Dakar, 18 Mai (SL-INFO) – Masakhane African Languages Hub, avec Microsoft AI for Good Lab, la Fondation Gates et Google.org, a lancé LINGUA Africa, un programme panafricain destiné à soutenir des projets d’intelligence artificielle conçus pour les langues africaines.
Les candidatures sont ouvertes jusqu’au 15 juin 2026 pour plusieurs profils d’acteurs, notamment les universités, start-ups, laboratoires de recherche, organisations culturelles, entreprises sociales, ONG et consortiums engagés dans l’intérêt général. L’initiative veut répondre à un problème bien identifié, puisque de nombreux outils d’IA restent encore dominés par les langues occidentales. Comme l’a rapporté Socialnetlink, dans les informations publiées par google.org, les porteurs de projets retenus pourront aussi recevoir des crédits de calcul sur Azure et Google Cloud Platform, ainsi qu’un accompagnement technique et un accès à un réseau de chercheurs et d’experts.
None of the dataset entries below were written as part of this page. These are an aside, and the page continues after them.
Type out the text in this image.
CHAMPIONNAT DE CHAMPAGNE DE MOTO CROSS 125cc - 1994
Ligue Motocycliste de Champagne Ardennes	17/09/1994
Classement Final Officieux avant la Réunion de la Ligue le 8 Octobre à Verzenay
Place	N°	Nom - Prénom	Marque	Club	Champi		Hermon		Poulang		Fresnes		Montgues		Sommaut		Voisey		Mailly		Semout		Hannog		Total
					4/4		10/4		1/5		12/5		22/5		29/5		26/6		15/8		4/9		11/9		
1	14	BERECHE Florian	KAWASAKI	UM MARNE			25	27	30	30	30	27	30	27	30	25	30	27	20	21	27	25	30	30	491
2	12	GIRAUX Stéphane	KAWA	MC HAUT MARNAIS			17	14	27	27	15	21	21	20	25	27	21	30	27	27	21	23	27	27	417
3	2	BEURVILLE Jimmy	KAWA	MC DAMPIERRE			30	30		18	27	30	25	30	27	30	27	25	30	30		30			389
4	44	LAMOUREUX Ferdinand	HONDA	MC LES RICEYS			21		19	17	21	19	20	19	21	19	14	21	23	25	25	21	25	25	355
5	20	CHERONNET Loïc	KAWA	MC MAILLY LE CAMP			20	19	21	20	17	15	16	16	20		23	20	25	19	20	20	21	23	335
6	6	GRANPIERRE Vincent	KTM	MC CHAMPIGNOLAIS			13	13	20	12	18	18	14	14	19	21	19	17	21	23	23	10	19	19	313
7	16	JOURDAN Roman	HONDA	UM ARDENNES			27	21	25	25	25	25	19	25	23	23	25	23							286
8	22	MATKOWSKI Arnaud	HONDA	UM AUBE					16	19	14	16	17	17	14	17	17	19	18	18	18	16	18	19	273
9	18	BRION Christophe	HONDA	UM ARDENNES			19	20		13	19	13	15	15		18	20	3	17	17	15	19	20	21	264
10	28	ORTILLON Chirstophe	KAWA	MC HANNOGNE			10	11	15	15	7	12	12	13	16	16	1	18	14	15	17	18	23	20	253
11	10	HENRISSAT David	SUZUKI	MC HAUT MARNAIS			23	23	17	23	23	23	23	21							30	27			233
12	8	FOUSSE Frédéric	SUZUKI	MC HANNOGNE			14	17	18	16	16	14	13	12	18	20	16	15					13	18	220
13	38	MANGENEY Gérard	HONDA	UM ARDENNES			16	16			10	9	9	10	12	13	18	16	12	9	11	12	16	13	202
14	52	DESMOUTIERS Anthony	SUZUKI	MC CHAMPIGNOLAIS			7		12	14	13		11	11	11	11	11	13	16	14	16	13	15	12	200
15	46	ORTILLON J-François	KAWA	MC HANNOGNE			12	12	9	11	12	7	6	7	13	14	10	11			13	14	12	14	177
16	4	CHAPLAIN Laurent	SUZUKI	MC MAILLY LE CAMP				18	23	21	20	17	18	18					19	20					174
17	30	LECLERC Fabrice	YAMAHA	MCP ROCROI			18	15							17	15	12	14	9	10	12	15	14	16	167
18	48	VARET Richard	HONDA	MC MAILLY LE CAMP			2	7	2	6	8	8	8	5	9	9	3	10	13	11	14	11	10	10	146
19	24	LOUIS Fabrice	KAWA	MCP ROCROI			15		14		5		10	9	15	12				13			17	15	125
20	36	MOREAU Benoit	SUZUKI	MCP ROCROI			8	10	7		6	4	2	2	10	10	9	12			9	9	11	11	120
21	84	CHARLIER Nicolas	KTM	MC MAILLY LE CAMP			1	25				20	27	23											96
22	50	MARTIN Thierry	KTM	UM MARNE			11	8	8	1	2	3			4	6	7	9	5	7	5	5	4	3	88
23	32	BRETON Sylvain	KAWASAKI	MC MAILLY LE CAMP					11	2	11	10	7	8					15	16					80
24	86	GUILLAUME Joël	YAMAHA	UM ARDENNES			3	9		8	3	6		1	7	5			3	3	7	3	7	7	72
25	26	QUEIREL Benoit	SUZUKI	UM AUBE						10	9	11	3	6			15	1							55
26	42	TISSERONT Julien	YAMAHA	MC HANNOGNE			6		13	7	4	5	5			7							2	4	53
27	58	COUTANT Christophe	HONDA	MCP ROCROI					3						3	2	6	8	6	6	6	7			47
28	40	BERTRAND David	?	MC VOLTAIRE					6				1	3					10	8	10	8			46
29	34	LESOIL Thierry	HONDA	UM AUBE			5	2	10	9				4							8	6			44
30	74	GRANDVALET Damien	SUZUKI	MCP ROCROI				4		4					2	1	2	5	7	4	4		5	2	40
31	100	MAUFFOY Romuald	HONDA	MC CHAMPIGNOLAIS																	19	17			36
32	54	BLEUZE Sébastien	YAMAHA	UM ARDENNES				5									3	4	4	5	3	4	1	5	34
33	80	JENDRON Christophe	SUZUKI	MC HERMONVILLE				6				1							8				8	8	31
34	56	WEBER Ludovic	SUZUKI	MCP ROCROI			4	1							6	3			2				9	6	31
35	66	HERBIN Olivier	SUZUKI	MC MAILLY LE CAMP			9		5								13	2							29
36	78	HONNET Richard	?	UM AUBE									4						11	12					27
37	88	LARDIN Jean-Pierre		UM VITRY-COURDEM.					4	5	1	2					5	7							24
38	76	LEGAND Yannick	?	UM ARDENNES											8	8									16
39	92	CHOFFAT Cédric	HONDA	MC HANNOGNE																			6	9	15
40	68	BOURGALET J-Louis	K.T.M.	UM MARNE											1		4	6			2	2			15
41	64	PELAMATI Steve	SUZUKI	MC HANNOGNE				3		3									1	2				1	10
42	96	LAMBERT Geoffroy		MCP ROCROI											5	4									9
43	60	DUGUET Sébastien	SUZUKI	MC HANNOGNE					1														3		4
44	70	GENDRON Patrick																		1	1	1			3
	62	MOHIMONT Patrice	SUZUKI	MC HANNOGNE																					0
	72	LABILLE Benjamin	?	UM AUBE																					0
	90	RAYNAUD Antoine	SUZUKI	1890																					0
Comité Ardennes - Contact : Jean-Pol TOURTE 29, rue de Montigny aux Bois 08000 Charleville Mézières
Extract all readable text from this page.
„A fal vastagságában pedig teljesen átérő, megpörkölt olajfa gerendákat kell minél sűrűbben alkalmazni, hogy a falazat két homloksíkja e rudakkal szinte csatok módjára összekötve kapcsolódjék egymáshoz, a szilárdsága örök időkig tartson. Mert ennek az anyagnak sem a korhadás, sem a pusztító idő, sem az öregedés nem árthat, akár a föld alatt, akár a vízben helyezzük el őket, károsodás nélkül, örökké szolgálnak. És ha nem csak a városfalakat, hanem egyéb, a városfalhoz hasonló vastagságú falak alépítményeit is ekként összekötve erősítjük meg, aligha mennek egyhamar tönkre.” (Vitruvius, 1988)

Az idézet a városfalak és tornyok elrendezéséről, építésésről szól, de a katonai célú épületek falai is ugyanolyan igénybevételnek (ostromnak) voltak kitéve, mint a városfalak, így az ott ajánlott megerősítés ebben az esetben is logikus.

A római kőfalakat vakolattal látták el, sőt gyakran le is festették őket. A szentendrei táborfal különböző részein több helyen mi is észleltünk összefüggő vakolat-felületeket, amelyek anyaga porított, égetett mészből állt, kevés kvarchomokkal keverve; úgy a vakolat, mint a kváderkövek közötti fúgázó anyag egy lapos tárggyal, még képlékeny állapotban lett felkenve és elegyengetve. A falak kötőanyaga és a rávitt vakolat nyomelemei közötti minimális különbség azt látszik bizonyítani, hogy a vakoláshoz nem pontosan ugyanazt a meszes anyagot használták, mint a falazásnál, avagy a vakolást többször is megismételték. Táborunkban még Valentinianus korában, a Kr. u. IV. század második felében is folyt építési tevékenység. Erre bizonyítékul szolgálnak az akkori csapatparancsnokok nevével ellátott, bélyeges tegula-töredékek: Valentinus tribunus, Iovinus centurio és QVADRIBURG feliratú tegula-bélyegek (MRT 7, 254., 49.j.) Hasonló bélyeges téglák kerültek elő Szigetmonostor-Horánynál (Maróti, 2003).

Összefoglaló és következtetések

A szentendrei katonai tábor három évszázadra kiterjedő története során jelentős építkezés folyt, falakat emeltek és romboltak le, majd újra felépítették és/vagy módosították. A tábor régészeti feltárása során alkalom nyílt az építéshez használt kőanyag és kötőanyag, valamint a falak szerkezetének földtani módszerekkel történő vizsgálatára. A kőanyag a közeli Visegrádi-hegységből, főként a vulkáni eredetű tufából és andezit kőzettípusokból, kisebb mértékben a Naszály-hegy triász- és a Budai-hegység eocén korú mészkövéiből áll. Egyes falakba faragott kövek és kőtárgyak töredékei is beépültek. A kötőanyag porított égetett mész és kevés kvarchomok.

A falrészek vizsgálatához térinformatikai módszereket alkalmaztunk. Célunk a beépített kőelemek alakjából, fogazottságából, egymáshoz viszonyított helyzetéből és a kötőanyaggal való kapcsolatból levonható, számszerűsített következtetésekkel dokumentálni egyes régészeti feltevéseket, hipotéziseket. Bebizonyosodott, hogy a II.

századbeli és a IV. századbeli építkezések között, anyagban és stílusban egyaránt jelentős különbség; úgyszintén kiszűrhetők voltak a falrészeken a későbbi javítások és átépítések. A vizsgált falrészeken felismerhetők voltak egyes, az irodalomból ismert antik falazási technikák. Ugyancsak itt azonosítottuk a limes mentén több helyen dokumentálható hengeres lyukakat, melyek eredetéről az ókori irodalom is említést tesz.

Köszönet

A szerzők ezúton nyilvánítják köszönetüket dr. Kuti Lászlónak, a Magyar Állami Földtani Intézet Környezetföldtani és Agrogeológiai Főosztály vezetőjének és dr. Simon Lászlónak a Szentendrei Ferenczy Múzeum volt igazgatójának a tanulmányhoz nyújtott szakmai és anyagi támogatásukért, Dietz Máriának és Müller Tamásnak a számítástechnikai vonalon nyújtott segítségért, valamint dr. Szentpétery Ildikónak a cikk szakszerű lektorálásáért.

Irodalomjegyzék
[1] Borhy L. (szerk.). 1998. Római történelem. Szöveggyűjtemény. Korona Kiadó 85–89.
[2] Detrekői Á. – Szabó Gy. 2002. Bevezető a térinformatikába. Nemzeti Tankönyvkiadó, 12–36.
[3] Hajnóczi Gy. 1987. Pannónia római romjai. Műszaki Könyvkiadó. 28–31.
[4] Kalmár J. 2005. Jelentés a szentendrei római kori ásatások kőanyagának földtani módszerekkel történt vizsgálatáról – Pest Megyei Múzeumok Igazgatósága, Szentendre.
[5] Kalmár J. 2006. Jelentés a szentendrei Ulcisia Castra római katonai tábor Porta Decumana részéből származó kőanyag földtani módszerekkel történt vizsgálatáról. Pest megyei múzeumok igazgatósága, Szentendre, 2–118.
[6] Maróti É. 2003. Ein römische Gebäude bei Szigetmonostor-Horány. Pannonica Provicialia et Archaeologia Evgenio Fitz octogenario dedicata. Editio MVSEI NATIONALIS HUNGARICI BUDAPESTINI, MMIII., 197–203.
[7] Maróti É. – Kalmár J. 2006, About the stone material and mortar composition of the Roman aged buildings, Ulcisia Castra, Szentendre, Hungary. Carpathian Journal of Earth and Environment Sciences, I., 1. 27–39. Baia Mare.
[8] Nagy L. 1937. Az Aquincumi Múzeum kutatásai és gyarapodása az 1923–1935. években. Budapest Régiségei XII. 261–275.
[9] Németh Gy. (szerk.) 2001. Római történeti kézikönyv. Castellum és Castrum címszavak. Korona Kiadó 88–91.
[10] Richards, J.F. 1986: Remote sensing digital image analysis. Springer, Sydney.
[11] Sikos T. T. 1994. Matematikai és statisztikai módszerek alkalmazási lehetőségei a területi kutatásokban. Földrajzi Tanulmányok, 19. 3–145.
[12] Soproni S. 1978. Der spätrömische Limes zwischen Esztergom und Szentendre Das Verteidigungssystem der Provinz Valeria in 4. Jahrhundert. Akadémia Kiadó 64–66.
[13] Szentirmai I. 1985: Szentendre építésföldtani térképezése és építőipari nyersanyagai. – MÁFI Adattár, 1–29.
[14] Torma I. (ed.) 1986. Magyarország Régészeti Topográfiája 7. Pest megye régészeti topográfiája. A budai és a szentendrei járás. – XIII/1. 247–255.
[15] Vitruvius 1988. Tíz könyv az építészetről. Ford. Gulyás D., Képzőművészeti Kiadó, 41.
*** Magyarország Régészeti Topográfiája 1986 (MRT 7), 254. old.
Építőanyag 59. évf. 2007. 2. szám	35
Trois familles de projets sont visées. La première porte sur les données linguistiques africaines, avec des activités comme la traduction, la documentation, la validation ou la création de bases de données ouvertes. Le soutien peut aller jusqu’à 50 000 dollars, avec des crédits de calcul d’une valeur équivalente. La deuxième concerne les modèles d’IA, les outils technologiques et les infrastructures dédiées aux langues du continent, avec un financement pouvant atteindre 100 000 dollars, auquel s’ajoutent 100 000 dollars en ressources cloud.
Le troisième axe concerne des usages sectoriels plus directement tournés vers la vie quotidienne, dans des domaines comme l’agriculture, la santé, l’éducation, l’inclusion financière ou les services publics. Comme l’écrit IA. Elle, les projets choisis dans cette catégorie pourront obtenir jusqu’à 250 000 dollars de financement direct et jusqu’à 400 000 dollars en crédits de calcul. Les partenaires disent vouloir privilégier des initiatives ancrées dans les communautés et capables d’avoir un effet concret sur les populations.
Plusieurs responsables des structures impliquées ont insisté sur le même point : l’accès aux services numériques reste limité si les contenus ne sont pas disponibles dans les langues comprises par les usagers. LINGUA Africa entend ainsi poser des bases linguistiques pour une IA plus inclusive en Afrique, en soutenant des outils pensés localement et adaptés aux besoins réels des communautés.